2/22/13

Carlos Rojas uses a fantastic premise—García Lorca in hell—to reexamine the poet’s life and speculate on alternatives to his tragic end. Rojas creates with a surrealist’s eye and a moral philosopher’s mind. He conjures a profoundly original world


 

Carlos Rojas, The Ingenious Gentleman and Poet Federico Garcia Lorca Ascends to Hell, Trans. by Edith Grossman, Yale UP, 2013.

A masterpiece by one of the most extraordinary writers of the twentieth century, this novel explores the identity and destiny of beloved Spanish poet García Lorca, who finds himself in hell watching his entire life replayed—but not as it happened.

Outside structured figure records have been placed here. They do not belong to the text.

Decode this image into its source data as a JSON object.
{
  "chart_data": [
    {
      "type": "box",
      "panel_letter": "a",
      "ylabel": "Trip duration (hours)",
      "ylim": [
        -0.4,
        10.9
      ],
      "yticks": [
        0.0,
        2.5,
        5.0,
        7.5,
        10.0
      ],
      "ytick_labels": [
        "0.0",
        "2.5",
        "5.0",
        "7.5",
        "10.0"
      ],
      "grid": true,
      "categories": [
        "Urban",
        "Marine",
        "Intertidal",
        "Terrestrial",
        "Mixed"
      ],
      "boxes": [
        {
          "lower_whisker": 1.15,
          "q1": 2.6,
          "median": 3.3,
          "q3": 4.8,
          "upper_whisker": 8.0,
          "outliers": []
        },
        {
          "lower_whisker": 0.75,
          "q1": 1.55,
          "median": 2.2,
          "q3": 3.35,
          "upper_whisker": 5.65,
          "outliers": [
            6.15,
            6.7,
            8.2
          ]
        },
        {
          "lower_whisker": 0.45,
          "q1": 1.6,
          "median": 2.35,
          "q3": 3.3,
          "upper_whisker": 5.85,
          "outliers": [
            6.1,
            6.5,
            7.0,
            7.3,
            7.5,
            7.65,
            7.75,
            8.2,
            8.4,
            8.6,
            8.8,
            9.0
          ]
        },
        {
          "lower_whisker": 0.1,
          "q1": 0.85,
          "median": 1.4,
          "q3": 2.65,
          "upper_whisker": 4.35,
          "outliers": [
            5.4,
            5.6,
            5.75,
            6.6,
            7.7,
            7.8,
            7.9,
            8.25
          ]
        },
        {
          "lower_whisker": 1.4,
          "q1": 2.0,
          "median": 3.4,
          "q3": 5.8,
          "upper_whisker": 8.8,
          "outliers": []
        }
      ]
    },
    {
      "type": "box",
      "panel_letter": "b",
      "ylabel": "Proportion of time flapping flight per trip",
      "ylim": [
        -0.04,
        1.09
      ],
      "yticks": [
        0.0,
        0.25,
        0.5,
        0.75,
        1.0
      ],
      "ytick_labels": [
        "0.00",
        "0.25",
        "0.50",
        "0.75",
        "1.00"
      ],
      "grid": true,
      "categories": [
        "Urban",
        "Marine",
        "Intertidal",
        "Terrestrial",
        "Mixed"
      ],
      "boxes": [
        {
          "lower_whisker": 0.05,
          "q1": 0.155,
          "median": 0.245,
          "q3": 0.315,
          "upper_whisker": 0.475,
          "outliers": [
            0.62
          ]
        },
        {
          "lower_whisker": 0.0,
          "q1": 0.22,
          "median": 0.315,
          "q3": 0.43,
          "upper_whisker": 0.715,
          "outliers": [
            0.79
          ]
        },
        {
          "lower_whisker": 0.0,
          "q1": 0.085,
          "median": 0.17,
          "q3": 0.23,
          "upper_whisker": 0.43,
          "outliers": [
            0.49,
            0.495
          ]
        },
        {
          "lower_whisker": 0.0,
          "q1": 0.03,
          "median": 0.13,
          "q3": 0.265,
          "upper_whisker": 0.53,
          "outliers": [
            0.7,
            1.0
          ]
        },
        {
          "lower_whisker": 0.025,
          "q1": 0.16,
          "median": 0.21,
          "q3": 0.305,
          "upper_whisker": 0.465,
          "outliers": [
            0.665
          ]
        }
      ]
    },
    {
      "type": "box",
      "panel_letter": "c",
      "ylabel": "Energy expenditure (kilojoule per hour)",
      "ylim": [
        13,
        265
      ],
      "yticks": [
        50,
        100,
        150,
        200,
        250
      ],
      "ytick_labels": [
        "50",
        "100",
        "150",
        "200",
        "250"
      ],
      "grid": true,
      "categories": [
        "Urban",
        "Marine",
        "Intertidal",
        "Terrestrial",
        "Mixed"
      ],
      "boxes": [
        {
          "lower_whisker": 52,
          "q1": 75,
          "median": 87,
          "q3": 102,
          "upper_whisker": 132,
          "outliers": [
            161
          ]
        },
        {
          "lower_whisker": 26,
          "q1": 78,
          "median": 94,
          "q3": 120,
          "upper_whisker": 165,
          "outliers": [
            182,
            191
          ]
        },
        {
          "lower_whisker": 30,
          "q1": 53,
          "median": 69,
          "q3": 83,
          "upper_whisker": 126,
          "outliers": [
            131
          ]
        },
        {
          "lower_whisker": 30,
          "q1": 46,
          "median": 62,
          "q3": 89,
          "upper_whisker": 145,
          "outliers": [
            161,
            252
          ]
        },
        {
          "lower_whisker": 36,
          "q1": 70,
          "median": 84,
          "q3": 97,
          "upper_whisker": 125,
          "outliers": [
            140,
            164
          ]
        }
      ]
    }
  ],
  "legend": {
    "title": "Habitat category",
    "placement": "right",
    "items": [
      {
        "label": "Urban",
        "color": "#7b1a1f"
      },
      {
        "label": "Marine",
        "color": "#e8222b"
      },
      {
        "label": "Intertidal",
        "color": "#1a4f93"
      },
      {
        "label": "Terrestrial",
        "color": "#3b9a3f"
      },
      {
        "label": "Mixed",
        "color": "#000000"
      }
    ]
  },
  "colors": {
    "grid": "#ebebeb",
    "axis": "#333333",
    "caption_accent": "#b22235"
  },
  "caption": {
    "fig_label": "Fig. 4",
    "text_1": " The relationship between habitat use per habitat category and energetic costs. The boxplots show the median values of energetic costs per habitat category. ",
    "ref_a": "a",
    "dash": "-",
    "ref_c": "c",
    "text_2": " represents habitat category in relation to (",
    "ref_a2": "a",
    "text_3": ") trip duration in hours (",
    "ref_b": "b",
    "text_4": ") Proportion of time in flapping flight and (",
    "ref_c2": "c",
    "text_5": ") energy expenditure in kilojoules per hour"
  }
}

In Carlos Rojas’s imaginative novel, the Spanish poet Federico García Lorca, murdered by Francoist rebels in August 1936, finds himself in an inferno that somehow resembles Breughel’s Tower of Babel. He sits alone in a small theater in this private hell, viewing scenes from his own life performed over and over and over. Unexpectedly, two doppelgängers appear, one a middle-aged Lorca, the other an irascible octogenarian self, and the poet faces a nightmarish confusion of alternative identities and destinies.


Carlos Rojas uses a fantastic premise—García Lorca in hell—to reexamine the poet’s life and speculate on alternatives to his tragic end. Rojas creates with a surrealist’s eye and a moral philosopher’s mind. He conjures a profoundly original world, and in so doing earns a place among such international peers as Gabriel García Márquez, Philip Roth, J. M. Coetzee, and José Saramago.

Carlos Rojas is a novelist, an art historian, and since the age of fifty a creator of visual works of art. He was born in Barcelona and came to the United States as a young man. In 1960 he joined the faculty of Emory University, where he is now Charles Howard Candler Professor of Spanish Emeritus. He has received numerous important Spanish literary prizes, including the Premio Nadal. He lives in Atlanta, GA. Edith Grossman has translated into English many works by major Latin American and Peninsular writers, garnering an array of awards and honors.



Carlos Rojas, Salvador Dali, or the Art of Spitting on Your Mother's Portrait, Trans by Alma Amell,

read it at Google Books

A new analysis of the controversial painter's art as viewed through his life and a biography of his life as viewed through his art.

Among the many books written on or by Salvador Dalí, this is the first to give a complete, well-documented picture of his life and art. Carlos Rojas's approach to Dalí is somewhere between biography, Freudian analysis, and art and literary interpretation. Dalí is haunted from earliest childhood by the specter of his elder brother who died as a toddler shortly before Dalí was conceived (both brothers and the father bore the same name), as he is haunted by the devouring phantom of his mother, that praying mantis on whose portrait he would like to spit. Dalí is seen as endlessly struggling to affirm his identity and existence. A combination of genius, madman, neurotic, and spoiled brat, Dalí is illuminated by his work, while the known facts of his life, his own writings, those of his sister, and of others, are used to analyze the paintings, which are described in considerable detail. Rojas also provides sustained analyses of Dali's relationships, including his influential amorous and intellectual affair with Federico García Lorca.